Carol'un terini silmek için Madam Berna'dan yumuşak bir havlu aldım. Madam DeJoue, Sarah'nın ayrılışına hazırlanmakla meşguldü.
Sarah, Clementia'dan en uzak kıta olan Salamanta'ya gidecekti. Clementia'dan Salamanta'ya tekneyle gitmek beş ay sürdü.
Beklendiği gibi, Sarah'nın öz ailesi, onursuz olan ondan yüz çevirdi ve kabul etti.
onun göçü.
Belki orada daha güzel bir hayat sürerdi. Hayır, orada kişiliğini değiştiremezse muhtemelen uzun yaşayamazdı.
Soğuk, donmuş bir ülkeydi.
Havlunun nemlendiğini fark ettim ve Madam Berna'ya verdim.
"Ateşi düştüğüne göre şimdi gidip dinlenmelisiniz Madam Berna."
"İyiyim."
"Hayır, Madam Berna. Yarın bütün gün uyuyacağım, o zaman onun yanında kalmalısın."
Benim alaycı sözlerim karşısında Madam Berna çaresizce başını salladı.
"Belki böylesi daha iyi olur. Sonra kendi odama gideceğim."
"Evet. İyi geceler."
Madam Berna yeni bir havlu hazırladı. Sonra Carol'ın odasından çıkarken onu uğurladım.
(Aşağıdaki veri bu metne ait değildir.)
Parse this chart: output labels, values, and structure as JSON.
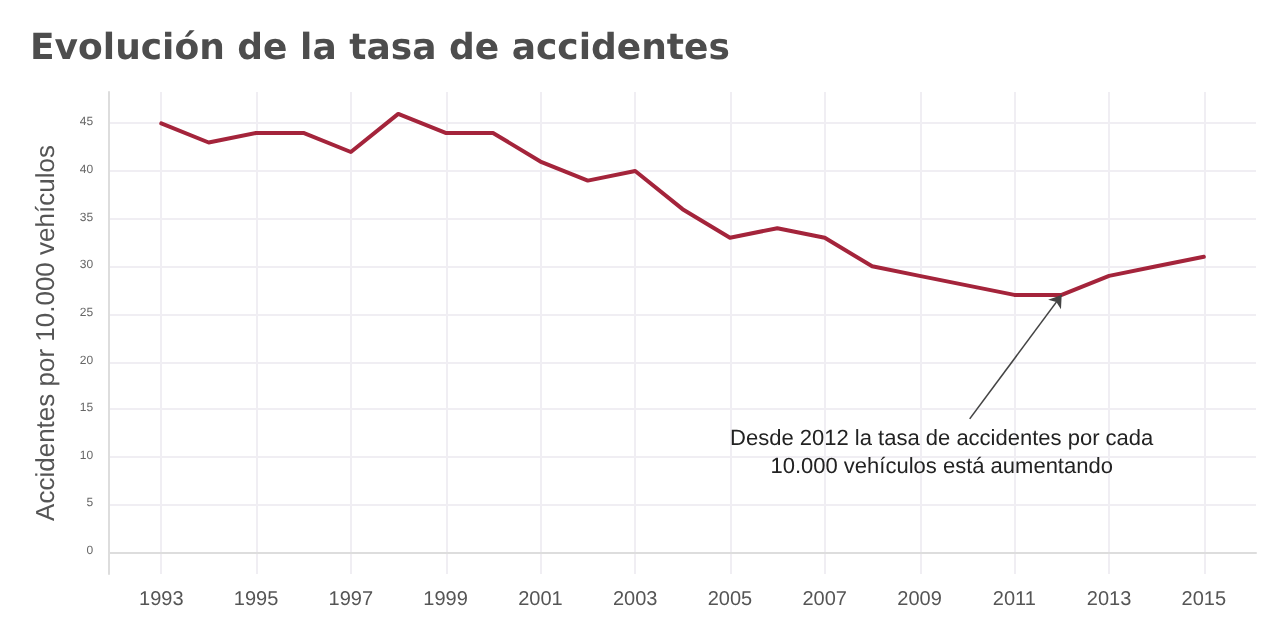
{
  "chart_data": {
    "type": "line",
    "title": "Evolución de la tasa de accidentes",
    "ylabel": "Accidentes por 10.000 vehículos",
    "x": [
      1993,
      1994,
      1995,
      1996,
      1997,
      1998,
      1999,
      2000,
      2001,
      2002,
      2003,
      2004,
      2005,
      2006,
      2007,
      2008,
      2009,
      2010,
      2011,
      2012,
      2013,
      2014,
      2015
    ],
    "series": [
      {
        "color": "#a4243b",
        "values": [
          45,
          43,
          44,
          44,
          42,
          46,
          44,
          44,
          41,
          39,
          40,
          36,
          33,
          34,
          33,
          30,
          29,
          28,
          27,
          27,
          29,
          30,
          31
        ]
      }
    ],
    "xlim": [
      1991.9,
      2016.1
    ],
    "xticks": [
      1993,
      1995,
      1997,
      1999,
      2001,
      2003,
      2005,
      2007,
      2009,
      2011,
      2013,
      2015
    ],
    "ylim": [
      -2.3,
      48.3
    ],
    "yticks": [
      0,
      5,
      10,
      15,
      20,
      25,
      30,
      35,
      40,
      45
    ],
    "grid": true,
    "marker": "none",
    "line_style": "solid",
    "annotations": [
      {
        "text": "Desde 2012 la tasa de accidentes por cada\n10.000 vehículos está aumentando",
        "x": 2012,
        "y": 27
      }
    ]
  }
}
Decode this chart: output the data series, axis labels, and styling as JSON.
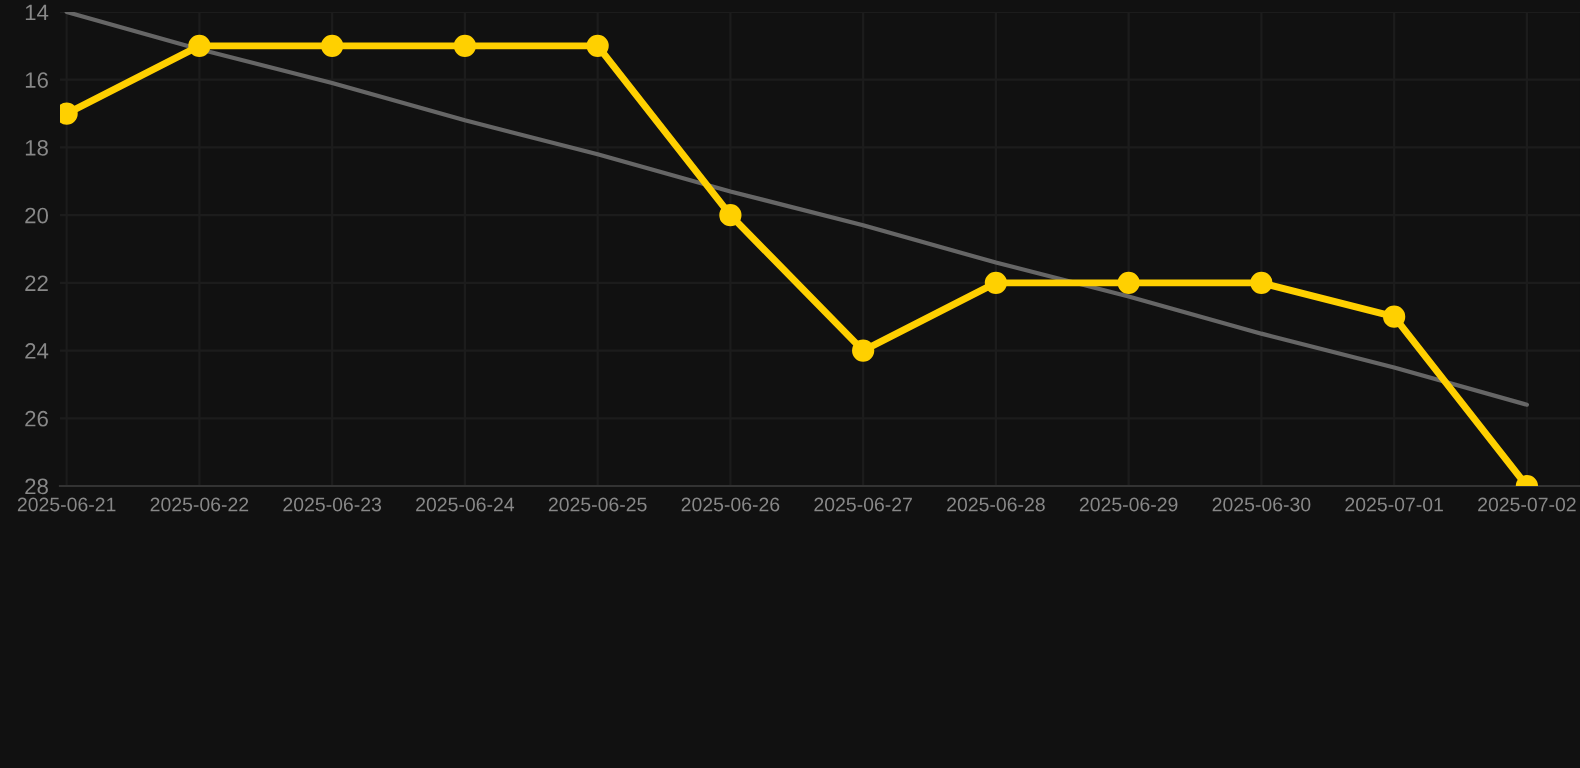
{
  "chart_data": {
    "type": "line",
    "categories": [
      "2025-06-21",
      "2025-06-22",
      "2025-06-23",
      "2025-06-24",
      "2025-06-25",
      "2025-06-26",
      "2025-06-27",
      "2025-06-28",
      "2025-06-29",
      "2025-06-30",
      "2025-07-01",
      "2025-07-02"
    ],
    "series": [
      {
        "color": "#ffd000",
        "values": [
          17,
          15,
          15,
          15,
          15,
          20,
          24,
          22,
          22,
          22,
          23,
          28
        ],
        "marker": "circle"
      },
      {
        "type": "line",
        "color": "#666666",
        "values": [
          14,
          15.1,
          16.1,
          17.2,
          18.2,
          19.3,
          20.3,
          21.4,
          22.4,
          23.5,
          24.5,
          25.6
        ],
        "marker": "none"
      }
    ],
    "ylim": [
      28,
      14
    ],
    "yticks": [
      14,
      16,
      18,
      20,
      22,
      24,
      26,
      28
    ],
    "grid": true
  }
}
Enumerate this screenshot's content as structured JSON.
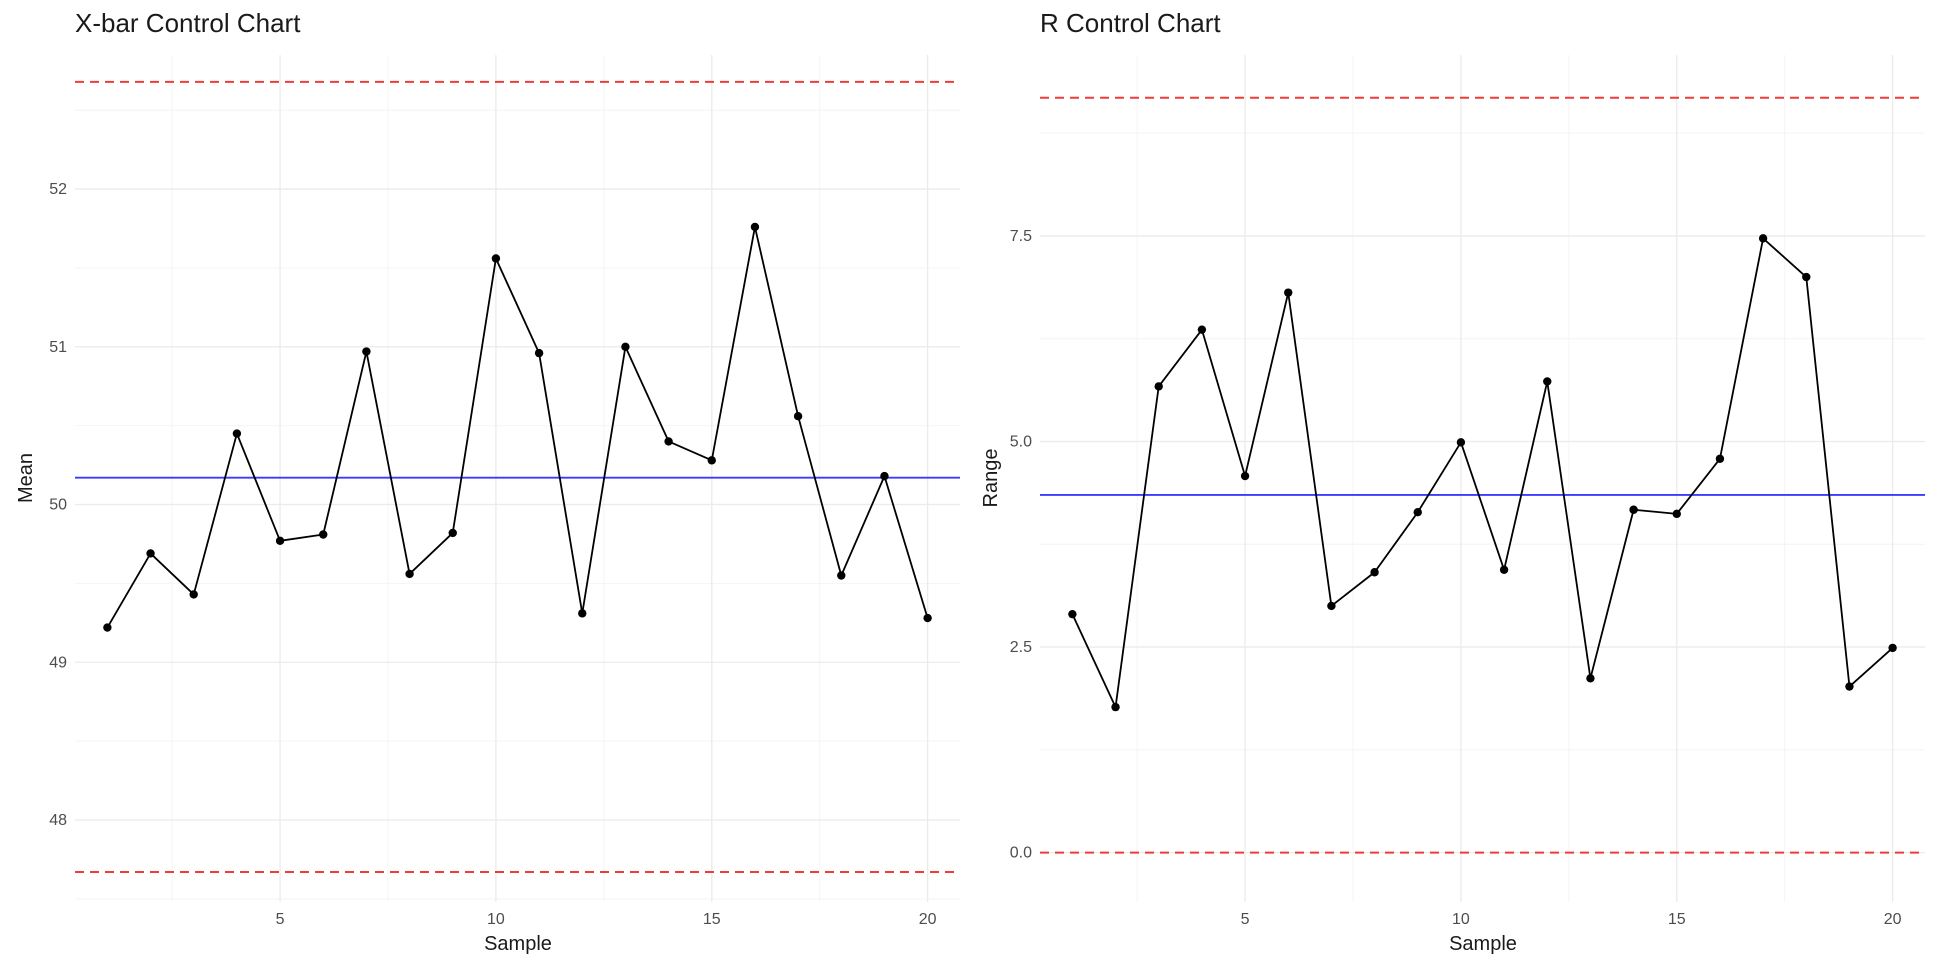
{
  "chart_data": [
    {
      "type": "line",
      "title": "X-bar Control Chart",
      "xlabel": "Sample",
      "ylabel": "Mean",
      "xlim": [
        0.25,
        20.75
      ],
      "ylim": [
        47.48,
        52.85
      ],
      "x_ticks": [
        5,
        10,
        15,
        20
      ],
      "x_tick_labels": [
        "5",
        "10",
        "15",
        "20"
      ],
      "y_ticks": [
        48,
        49,
        50,
        51,
        52
      ],
      "y_tick_labels": [
        "48",
        "49",
        "50",
        "51",
        "52"
      ],
      "grid": true,
      "x": [
        1,
        2,
        3,
        4,
        5,
        6,
        7,
        8,
        9,
        10,
        11,
        12,
        13,
        14,
        15,
        16,
        17,
        18,
        19,
        20
      ],
      "series": [
        {
          "values": [
            49.22,
            49.69,
            49.43,
            50.45,
            49.77,
            49.81,
            50.97,
            49.56,
            49.82,
            51.56,
            50.96,
            49.31,
            51.0,
            50.4,
            50.28,
            51.76,
            50.56,
            49.55,
            50.18,
            49.28
          ],
          "color": "#000000"
        }
      ],
      "reference_lines": [
        {
          "role": "center",
          "value": 50.17,
          "color": "#3b3bff",
          "style": "solid"
        },
        {
          "role": "upper-control-limit",
          "value": 52.68,
          "color": "#f03b3b",
          "style": "dashed"
        },
        {
          "role": "lower-control-limit",
          "value": 47.67,
          "color": "#f03b3b",
          "style": "dashed"
        }
      ]
    },
    {
      "type": "line",
      "title": "R Control Chart",
      "xlabel": "Sample",
      "ylabel": "Range",
      "xlim": [
        0.25,
        20.75
      ],
      "ylim": [
        -0.6,
        9.7
      ],
      "x_ticks": [
        5,
        10,
        15,
        20
      ],
      "x_tick_labels": [
        "5",
        "10",
        "15",
        "20"
      ],
      "y_ticks": [
        0,
        2.5,
        5,
        7.5
      ],
      "y_tick_labels": [
        "0.0",
        "2.5",
        "5.0",
        "7.5"
      ],
      "grid": true,
      "x": [
        1,
        2,
        3,
        4,
        5,
        6,
        7,
        8,
        9,
        10,
        11,
        12,
        13,
        14,
        15,
        16,
        17,
        18,
        19,
        20
      ],
      "series": [
        {
          "values": [
            2.9,
            1.77,
            5.67,
            6.36,
            4.58,
            6.81,
            3.0,
            3.41,
            4.14,
            4.99,
            3.44,
            5.73,
            2.12,
            4.17,
            4.12,
            4.79,
            7.47,
            7.0,
            2.02,
            2.49
          ],
          "color": "#000000"
        }
      ],
      "reference_lines": [
        {
          "role": "center",
          "value": 4.35,
          "color": "#3b3bff",
          "style": "solid"
        },
        {
          "role": "upper-control-limit",
          "value": 9.18,
          "color": "#f03b3b",
          "style": "dashed"
        },
        {
          "role": "lower-control-limit",
          "value": 0.0,
          "color": "#f03b3b",
          "style": "dashed"
        }
      ]
    }
  ]
}
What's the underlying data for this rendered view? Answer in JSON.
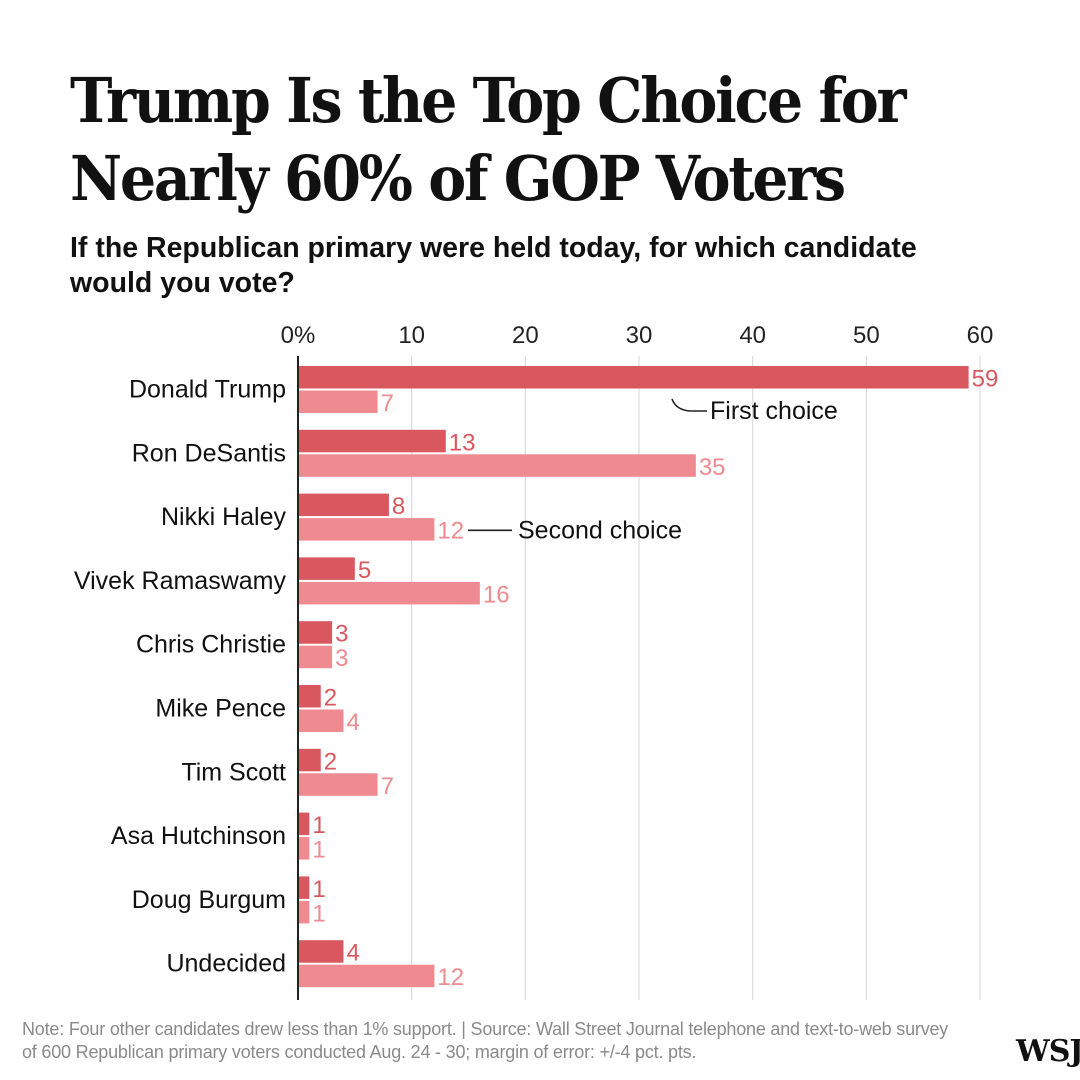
{
  "chart_data": {
    "type": "bar",
    "title": "Trump Is the Top Choice for Nearly 60% of GOP Voters",
    "subtitle": "If the Republican primary were held today, for which candidate would you vote?",
    "categories": [
      "Donald Trump",
      "Ron DeSantis",
      "Nikki Haley",
      "Vivek Ramaswamy",
      "Chris Christie",
      "Mike Pence",
      "Tim Scott",
      "Asa Hutchinson",
      "Doug Burgum",
      "Undecided"
    ],
    "series": [
      {
        "name": "First choice",
        "color": "#d9585f",
        "values": [
          59,
          13,
          8,
          5,
          3,
          2,
          2,
          1,
          1,
          4
        ]
      },
      {
        "name": "Second choice",
        "color": "#ee8a90",
        "values": [
          7,
          35,
          12,
          16,
          3,
          4,
          7,
          1,
          1,
          12
        ]
      }
    ],
    "xlim": [
      0,
      60
    ],
    "xticks": [
      0,
      10,
      20,
      30,
      40,
      50,
      60
    ],
    "xtick_labels": [
      "0%",
      "10",
      "20",
      "30",
      "40",
      "50",
      "60"
    ],
    "grid": true,
    "annotations": [
      {
        "text": "First choice",
        "series": 0,
        "category": "Donald Trump"
      },
      {
        "text": "Second choice",
        "series": 1,
        "category": "Nikki Haley"
      }
    ]
  },
  "footer": {
    "note": "Note: Four other candidates drew less than 1% support. | Source: Wall Street Journal telephone and text-to-web survey of 600 Republican primary voters conducted Aug. 24 - 30; margin of error: +/-4 pct. pts.",
    "logo": "WSJ"
  }
}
Pencereden hafif bir esinti esti, perdeleri dalgalandırdı. Perdeler, benim ve Carol'ın zevklerini yansıtan pastel menekşe ve sarı dantellerdi.
Şöminenin altındaki şöminede, Carol'ın çiçeklerle işlediği bir bezle süslenmiş turuncu bir alev yandı.
Carol'ın odası geçmişten çok değişti. Her taraf 15 yaşında bir kız çocuğu için uygun bir odaydı.

Bu bölümde emeği geçen; çevirmen ve düzenleyici arkadaşların
emeklerinin karşılığı olarak basit bir minnet ifadesi yani teşekkür etmeyi ihmal etmeyelim.